Mais aussi pour faire un bras d’honneur à l’entreprise dans laquelle je travaillais… qui pendant les mois où j’étais chez moi, est venue tous les jours pour que nous puissions travailler. Ils avaient absolument besoin… de moi.
Et quand j’ai pu revenir enfin dans l’entreprise, ils ont demandé que j’aille voir le médecin du travail, à qui ils avaient dit : “Celui-là, il doit être inapte.”
Donc, on s’est battu, pour qu’ils puissent comprendre que non, ça marche pas comme ça !
3 réflexions sur “Michel, touché par un cancer des sinus depuis 2001”
Longue vie à vous Michel, témoignage poignant!
Merci pour vitre témoignage.
Michel,
En lisant votre article, j’ai revu une partie de mon parcours.
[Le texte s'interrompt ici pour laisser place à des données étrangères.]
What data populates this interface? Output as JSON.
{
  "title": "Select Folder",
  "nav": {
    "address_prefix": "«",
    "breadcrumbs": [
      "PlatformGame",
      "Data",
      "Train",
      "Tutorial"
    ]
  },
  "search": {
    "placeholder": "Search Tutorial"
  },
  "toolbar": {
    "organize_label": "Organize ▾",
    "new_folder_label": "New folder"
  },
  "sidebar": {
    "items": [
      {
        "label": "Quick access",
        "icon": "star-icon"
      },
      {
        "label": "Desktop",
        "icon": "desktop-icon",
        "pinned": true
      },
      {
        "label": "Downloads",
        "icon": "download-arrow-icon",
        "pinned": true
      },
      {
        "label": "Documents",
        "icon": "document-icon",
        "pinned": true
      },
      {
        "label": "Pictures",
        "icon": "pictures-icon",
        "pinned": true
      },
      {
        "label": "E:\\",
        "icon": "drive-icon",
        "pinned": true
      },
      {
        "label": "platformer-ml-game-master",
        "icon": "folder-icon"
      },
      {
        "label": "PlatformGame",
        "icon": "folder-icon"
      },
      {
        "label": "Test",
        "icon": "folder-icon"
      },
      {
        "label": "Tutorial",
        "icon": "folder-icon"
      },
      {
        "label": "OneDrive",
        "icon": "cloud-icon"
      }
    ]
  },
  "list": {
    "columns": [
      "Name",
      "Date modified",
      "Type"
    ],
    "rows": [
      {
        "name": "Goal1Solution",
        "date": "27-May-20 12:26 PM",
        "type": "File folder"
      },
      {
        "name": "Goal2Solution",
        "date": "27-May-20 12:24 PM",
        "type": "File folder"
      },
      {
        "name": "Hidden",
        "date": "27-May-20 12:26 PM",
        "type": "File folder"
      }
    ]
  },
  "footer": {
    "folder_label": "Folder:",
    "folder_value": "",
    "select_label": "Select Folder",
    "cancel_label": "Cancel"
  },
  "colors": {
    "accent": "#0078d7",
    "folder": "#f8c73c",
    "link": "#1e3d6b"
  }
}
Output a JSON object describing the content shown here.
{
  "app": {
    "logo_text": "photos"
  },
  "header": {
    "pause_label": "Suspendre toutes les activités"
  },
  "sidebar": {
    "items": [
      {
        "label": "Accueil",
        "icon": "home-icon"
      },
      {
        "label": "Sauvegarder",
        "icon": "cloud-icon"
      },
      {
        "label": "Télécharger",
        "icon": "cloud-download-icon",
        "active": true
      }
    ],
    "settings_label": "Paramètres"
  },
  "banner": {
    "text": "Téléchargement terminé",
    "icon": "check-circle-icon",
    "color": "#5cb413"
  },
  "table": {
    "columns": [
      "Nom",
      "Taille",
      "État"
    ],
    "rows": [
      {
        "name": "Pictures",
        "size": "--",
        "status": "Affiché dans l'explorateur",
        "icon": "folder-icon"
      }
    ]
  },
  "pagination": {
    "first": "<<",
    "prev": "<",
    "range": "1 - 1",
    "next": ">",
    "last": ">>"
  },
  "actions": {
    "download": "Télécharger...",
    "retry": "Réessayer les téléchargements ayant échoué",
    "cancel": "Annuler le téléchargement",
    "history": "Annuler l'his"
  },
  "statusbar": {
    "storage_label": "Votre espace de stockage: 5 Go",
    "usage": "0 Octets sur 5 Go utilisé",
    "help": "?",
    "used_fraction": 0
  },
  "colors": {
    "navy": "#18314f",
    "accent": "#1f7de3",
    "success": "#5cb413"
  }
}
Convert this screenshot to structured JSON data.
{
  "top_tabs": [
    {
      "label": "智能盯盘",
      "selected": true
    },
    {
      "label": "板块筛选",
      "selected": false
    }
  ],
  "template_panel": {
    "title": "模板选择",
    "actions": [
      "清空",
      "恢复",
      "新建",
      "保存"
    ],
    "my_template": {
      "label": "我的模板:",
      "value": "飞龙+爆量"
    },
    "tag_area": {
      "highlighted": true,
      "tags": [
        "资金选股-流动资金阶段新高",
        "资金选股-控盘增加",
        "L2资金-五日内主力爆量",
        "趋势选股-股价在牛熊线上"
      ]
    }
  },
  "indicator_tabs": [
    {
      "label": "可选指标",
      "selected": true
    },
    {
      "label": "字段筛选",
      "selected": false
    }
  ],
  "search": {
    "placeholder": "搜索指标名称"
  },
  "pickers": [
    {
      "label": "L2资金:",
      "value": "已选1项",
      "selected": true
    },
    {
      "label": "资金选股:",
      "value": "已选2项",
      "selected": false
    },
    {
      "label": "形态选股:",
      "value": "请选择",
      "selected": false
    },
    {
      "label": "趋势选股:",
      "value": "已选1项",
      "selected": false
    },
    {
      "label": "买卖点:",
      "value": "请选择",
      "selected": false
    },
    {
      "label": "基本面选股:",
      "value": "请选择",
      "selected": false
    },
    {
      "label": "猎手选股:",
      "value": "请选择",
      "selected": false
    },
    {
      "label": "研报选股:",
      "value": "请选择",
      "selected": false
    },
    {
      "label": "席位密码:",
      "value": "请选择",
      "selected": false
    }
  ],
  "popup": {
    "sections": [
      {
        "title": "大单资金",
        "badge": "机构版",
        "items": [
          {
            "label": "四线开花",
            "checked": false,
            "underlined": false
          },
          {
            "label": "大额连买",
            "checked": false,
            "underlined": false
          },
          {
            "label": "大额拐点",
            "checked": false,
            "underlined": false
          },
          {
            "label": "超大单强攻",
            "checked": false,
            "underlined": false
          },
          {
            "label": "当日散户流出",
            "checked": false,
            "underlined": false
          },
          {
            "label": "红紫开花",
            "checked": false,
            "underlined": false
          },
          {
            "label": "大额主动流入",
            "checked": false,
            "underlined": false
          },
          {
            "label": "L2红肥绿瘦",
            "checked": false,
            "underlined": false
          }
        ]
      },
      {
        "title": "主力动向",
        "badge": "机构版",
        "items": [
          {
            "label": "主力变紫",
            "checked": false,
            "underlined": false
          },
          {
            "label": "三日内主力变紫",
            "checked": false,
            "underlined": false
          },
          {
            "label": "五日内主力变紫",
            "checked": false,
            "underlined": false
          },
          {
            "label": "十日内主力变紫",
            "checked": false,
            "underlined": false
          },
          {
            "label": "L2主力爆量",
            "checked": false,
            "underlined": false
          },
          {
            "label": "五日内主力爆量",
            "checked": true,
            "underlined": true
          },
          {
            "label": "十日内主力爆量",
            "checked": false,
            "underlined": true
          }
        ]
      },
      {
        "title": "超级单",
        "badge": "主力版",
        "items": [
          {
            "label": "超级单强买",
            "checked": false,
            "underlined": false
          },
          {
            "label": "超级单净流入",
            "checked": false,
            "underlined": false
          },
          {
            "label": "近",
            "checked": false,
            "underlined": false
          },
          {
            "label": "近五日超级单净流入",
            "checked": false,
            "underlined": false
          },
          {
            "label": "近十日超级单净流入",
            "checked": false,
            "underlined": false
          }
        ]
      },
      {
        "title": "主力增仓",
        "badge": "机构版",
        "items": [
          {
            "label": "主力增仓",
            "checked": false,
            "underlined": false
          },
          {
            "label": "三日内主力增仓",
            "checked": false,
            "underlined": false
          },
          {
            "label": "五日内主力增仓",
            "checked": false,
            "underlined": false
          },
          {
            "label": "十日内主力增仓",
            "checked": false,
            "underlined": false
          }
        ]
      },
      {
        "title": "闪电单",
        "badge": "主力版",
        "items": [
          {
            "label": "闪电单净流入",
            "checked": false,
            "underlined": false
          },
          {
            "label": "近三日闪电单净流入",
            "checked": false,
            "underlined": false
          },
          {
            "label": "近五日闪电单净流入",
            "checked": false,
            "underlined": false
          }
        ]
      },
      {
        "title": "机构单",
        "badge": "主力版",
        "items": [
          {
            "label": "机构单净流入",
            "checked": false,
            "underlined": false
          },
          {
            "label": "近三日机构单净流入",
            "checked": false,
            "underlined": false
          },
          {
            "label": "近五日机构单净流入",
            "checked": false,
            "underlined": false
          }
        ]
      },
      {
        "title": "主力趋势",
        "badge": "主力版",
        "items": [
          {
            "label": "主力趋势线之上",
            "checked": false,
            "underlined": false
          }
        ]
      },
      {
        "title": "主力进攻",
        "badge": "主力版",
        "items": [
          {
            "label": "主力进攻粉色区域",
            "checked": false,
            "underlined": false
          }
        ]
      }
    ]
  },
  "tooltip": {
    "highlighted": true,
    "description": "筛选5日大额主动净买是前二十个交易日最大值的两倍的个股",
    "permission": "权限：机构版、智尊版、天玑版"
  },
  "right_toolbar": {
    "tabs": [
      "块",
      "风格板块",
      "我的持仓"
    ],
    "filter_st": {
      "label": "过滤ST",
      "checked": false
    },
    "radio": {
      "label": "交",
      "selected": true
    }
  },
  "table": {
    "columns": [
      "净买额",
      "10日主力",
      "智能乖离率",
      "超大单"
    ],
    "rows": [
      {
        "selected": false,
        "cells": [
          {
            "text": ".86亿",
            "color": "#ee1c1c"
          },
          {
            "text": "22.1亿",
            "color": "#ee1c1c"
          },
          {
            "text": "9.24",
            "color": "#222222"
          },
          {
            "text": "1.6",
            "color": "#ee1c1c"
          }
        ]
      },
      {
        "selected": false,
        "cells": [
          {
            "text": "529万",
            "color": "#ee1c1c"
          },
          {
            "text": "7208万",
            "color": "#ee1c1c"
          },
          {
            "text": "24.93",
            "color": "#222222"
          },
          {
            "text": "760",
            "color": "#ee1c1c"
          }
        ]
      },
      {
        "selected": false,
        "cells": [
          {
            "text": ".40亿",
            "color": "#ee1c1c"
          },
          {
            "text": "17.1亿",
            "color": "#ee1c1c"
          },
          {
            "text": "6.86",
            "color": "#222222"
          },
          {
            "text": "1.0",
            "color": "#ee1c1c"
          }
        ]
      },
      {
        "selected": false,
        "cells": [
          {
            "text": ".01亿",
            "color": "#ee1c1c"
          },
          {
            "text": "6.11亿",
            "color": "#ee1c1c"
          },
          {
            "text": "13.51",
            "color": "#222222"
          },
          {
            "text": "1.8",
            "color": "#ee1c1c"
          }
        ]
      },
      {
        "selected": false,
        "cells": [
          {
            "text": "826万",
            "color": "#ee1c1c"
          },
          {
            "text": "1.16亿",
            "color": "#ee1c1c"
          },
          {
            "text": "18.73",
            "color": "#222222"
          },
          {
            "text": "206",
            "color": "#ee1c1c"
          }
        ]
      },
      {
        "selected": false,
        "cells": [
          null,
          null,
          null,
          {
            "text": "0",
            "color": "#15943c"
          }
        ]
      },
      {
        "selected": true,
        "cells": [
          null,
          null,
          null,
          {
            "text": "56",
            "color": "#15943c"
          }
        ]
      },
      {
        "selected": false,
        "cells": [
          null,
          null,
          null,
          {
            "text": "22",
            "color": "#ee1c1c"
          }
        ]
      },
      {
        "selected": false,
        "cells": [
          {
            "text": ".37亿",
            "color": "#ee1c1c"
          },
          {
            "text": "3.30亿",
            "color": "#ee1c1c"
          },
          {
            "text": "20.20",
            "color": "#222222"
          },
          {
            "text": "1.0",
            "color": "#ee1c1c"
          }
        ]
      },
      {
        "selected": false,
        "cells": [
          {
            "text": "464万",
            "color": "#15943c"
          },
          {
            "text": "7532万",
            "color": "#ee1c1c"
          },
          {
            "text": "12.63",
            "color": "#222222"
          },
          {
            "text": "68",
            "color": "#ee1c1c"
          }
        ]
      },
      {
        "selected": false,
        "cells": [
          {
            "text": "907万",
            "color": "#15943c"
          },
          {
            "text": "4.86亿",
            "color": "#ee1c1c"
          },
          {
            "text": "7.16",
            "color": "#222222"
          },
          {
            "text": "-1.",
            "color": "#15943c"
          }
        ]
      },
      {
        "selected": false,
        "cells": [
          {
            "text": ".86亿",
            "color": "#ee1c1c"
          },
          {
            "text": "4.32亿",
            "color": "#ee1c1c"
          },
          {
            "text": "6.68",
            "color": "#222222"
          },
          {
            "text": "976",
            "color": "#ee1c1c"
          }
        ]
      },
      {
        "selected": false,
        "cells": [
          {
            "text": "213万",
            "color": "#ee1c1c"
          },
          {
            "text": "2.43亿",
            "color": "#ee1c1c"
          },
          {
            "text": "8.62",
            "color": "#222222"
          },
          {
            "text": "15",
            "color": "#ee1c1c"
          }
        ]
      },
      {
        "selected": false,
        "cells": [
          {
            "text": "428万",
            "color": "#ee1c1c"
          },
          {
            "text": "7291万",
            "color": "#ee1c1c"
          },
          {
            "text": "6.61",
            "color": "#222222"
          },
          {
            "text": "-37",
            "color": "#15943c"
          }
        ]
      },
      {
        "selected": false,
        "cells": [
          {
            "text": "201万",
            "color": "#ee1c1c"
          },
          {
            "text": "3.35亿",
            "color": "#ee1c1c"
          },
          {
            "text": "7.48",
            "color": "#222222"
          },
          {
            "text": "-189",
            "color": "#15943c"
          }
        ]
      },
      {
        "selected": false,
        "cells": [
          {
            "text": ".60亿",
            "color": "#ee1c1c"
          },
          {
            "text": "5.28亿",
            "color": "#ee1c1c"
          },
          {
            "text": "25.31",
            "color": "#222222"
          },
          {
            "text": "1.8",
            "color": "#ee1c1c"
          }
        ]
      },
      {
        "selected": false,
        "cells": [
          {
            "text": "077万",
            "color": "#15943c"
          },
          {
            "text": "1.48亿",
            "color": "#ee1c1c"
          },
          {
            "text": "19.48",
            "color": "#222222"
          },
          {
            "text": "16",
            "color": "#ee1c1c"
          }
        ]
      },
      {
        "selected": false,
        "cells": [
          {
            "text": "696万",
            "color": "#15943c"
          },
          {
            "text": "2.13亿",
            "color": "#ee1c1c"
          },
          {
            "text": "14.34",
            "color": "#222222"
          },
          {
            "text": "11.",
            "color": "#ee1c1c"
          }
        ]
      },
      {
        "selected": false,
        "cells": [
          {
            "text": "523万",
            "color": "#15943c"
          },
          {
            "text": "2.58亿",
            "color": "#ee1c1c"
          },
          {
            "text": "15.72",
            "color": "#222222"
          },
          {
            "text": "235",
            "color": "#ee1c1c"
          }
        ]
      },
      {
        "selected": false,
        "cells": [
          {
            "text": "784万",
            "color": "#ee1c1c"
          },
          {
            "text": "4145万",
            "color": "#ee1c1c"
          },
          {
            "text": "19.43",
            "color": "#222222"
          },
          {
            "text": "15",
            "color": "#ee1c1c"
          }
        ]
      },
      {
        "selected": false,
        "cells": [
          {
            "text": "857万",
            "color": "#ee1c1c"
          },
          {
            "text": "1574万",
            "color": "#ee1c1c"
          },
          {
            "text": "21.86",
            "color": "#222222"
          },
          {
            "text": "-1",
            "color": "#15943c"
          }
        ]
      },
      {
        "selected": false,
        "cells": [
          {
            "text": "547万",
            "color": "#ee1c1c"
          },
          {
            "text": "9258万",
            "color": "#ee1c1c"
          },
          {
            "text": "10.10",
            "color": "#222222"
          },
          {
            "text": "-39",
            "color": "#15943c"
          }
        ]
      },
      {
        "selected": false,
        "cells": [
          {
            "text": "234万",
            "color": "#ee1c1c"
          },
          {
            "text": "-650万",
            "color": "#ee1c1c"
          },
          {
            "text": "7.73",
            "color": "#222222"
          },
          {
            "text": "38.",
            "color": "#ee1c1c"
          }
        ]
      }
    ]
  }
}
Ayant un œil qui me piquait depuis plus de 3 mois suivi d’une sinusite uniquement du côté gauche, début août 2012, mon médecin généraliste m’a proposé de voir un ORL. Ce dernier a prescrit tous les examens nécessaires sur 1 mois puis m’a pris rendez-vous au CHU. Je n’avais pas encore 52 ans quand l’interne ORL, m’a annoncé fin octobre que j’avais un cancer du sinus maxillaire gauche. Ma fille, infirmière, m’accompagnait. Dès l’annonce, je lui ai dit que je me battrai pour son frère et elle. Au départ, j’ai refusé une opération dégradante qui allait me défigurer mais la radiothérapeute m’a dit que si je refusais de me faire opérer, je n’aurais que quelques mois à vivre dans d’affreuses douleurs. J’ai alors repris contact avec le chirurgien. Rendez-vous le 7 décembre accompagnée de mes enfants alors âgés de 23 et 25 ans. Il a commencé par énumérer tous les risques de l’opération : qu’il touche le deuxième nerf optique ou le lobe frontal. Puis il nous a annoncé que si j’étais toujours opérable, l’opération ne pourrait avoir lieu que mi-janvier alors que j’étais au stade 4. Devant le mécontentement de ma fille, il s’est arrangé pour que cette opération ait lieu le 18 décembre mais m’a guidée vers un expert. Je suis entrée dans la salle d’opération à 8h pour en sortir à 20h avec un gros pansement sur l’œil gauche : exentération complète de l’œil pour tout enlever. Le professeur m’a avoué quelques jours plus tard qu’il ne savait pas vraiment jusqu’où allait la tumeur. Suite à l’opération, j’ai eu 33 séances de rayons avec en simultané 3 séances de 3 à 5 jours de chimiothérapie. Un mois après tout ce traitement, j’ai été obligée d’être alimentée par une pompe gastrique. Je n’ai pas travaillé pendant 2 ans. Fin 2014, j’ai fait ma première crise d’épilepsie, maladie déclarée à cause des rayons. L’os de mon orbite étant trop friable, une prothèse de l’œil est impossible et je vis donc avec un pansement blanc pour cacher le “trou” . Au cours de cette épreuve, j’ai constaté que nous avons une force en nous mais surtout que le soutien de notre famille, nos amis et notre entourage est une aide précieuse.
Même s’il m’a fallu environ 7 ans pour retrouver mon rire, je suis devenue grand-mère et je profite de chaque moment de joie, d’amour et d’amitié.